あしかび、 葦牙。葦はイネ科の植物で、河川敷や湿地帯に群生し、成長すると2メートル以上にもなります。すだれの材料。
牙(かび)は芽という意味で、黴(カビ)と同じ語源です。かつての日本列島の海辺や川辺や湖畔は葦で一面に覆われていたようで、成長も早く、自分たちの背丈よりもずっと高くなる葦が、見渡す限りに繁茂している姿は、古代人にとっては見慣れたものであり、また自然の生命力の驚異を感じさせるものでもあったと考えられます。そのような葦の勢いよく芽吹く姿に、この宇宙の生命の生成する力そのものを託すことで生み出された神格が、ウマシアシカビヒコヂの神なのでしょう。
ひこは、男性の美称です。
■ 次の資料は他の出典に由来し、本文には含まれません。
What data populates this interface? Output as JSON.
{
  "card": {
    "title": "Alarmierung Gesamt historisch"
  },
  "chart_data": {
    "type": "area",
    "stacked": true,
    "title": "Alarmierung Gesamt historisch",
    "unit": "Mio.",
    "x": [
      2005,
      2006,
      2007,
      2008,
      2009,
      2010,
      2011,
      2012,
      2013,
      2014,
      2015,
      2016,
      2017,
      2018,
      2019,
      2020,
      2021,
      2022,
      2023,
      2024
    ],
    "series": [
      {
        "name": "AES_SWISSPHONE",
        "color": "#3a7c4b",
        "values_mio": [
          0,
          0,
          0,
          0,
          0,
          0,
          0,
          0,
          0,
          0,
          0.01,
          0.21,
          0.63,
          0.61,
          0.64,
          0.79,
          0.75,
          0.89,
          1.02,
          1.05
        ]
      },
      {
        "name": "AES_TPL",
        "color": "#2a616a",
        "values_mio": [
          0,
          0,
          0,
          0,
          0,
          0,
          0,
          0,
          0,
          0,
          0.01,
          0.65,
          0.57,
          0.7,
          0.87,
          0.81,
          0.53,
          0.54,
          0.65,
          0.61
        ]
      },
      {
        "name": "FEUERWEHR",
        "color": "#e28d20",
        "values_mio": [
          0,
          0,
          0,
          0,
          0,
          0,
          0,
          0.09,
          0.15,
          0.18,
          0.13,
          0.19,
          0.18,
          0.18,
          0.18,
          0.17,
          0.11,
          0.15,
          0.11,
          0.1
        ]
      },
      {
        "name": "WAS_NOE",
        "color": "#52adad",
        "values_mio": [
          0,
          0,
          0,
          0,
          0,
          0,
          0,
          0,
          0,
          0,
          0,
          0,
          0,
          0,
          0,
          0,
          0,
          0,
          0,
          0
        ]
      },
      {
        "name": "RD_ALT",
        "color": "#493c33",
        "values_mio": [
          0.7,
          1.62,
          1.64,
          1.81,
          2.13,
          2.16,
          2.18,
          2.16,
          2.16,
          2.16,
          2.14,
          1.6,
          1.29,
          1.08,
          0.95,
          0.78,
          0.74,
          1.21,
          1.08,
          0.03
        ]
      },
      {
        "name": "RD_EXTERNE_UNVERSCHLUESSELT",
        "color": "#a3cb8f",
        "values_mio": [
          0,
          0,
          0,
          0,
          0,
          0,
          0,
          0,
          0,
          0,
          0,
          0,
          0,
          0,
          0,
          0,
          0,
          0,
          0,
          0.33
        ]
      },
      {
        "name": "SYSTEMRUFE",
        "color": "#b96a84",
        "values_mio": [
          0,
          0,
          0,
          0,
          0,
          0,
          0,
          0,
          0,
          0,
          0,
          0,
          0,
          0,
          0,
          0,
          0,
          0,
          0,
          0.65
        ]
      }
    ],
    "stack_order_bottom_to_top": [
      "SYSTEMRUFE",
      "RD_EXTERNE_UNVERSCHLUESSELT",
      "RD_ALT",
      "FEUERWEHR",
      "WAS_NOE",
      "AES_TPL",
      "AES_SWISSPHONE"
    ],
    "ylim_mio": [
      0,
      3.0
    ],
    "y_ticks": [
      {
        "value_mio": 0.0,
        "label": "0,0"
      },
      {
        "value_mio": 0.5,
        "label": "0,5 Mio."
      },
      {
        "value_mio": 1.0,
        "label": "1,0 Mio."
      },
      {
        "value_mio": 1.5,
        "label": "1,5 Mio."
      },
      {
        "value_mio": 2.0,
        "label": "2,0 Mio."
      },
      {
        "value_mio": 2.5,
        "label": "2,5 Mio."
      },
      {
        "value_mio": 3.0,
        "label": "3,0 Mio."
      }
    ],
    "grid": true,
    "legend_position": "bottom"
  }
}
古代においては、高貴な立場の男性の名前につけられていることが多いようです。さらに分解すると、「ひ」(ムスヒのヒと同じ。超自然的な霊的な力)+「こ」(子、男子という意味)となります。対応する女性の美称は「ひめ」です。これは「ひ」+「め」(女子という意味)と分解できます。これが現代でも使われている「おヒメさま」の語源です。男性に対しては、「おヒコさま」とは言いませんが、人名にしばしば用いられています。
ひこぢのぢ、も男性の美称です。古くは父を「ち」と呼びました。ここでは連濁により「ぢ」となっています。親父・伯父・叔父の「ぢ」はすべてこの意味です。このことからウマシアシカビヒコヂは男神と考えられます。一方、大系紀補注のように、日本書紀の伝承におけるこの神と泥の観念との関わりから、このヒコヂはコヒヂ(泥の古語)の転訛であろう、とする説もあります(日本書紀には多くの神話伝承が載っていて、そのいくつかにこの神の名前が出てきます。